World Bulletin / News Desk
France banned on Friday it would allow no street protests against cartoons denigrating Islam's Prophet Mohammad that were published by a French magazine this week.
The government had called for restraint over the cartoons, arguing "the principles of free speech" in France but halted protests by Muslims who say the government denied them the same rights, complaining double standards.
Interior Minister Manuel Valls said prefects throughout the country had orders to prohibit any protest over the issue and crack down if the ban was challenged.
"There will be strictly no exceptions. Demonstrations will be banned and broken up," he said.
French weekly Charlie Hebdo published cartoons of the Prophet Mohammad on Wednesday and the French authorities sent riot police to protect the magazine's offices.
Issues of the magazine hit newsstands with a front cover showing an Orthodox Jew pushing a turbaned figure in a wheelchair with several caricatures of the Prophet Mohammad on its inside pages, including some of him naked.
The front page cartoon had the wheelchair-bound figure saying "You mustn't mock" under the headline "Untouchable 2", a reference to a hugely popular French movie about a paralysed rich white man and his black assistant.

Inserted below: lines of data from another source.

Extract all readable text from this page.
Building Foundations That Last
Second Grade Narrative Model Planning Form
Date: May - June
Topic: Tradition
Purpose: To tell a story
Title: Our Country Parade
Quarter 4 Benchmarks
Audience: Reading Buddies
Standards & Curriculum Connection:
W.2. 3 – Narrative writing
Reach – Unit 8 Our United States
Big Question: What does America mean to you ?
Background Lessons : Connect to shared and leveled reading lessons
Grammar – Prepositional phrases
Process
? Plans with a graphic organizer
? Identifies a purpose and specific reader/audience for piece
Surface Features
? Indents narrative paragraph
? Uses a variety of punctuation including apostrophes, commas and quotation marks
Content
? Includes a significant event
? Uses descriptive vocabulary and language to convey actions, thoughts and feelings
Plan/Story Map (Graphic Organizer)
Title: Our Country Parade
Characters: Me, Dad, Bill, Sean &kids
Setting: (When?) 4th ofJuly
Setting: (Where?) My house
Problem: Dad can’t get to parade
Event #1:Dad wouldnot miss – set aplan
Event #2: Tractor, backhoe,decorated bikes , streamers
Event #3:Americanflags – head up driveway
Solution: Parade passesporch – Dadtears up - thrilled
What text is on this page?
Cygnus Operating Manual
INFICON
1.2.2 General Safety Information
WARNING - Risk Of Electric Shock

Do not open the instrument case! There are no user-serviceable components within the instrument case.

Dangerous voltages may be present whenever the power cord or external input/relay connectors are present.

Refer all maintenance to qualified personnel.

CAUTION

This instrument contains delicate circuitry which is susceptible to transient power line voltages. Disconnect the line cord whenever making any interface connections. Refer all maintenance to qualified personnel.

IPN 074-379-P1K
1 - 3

The publication came amid widespread outrage over a short film, made in the United States, that mocks the Prophet and has ignited days of sometimes deadly protests in the Arab world, Africa, Asia and some Western countries.
French embassies, schools and cultural centres were shut in some 20 Muslim countries, on orders issued from Paris after the cartoons were first published.
In the French capital, police were on alert after protests planned by some Muslim groups were banned.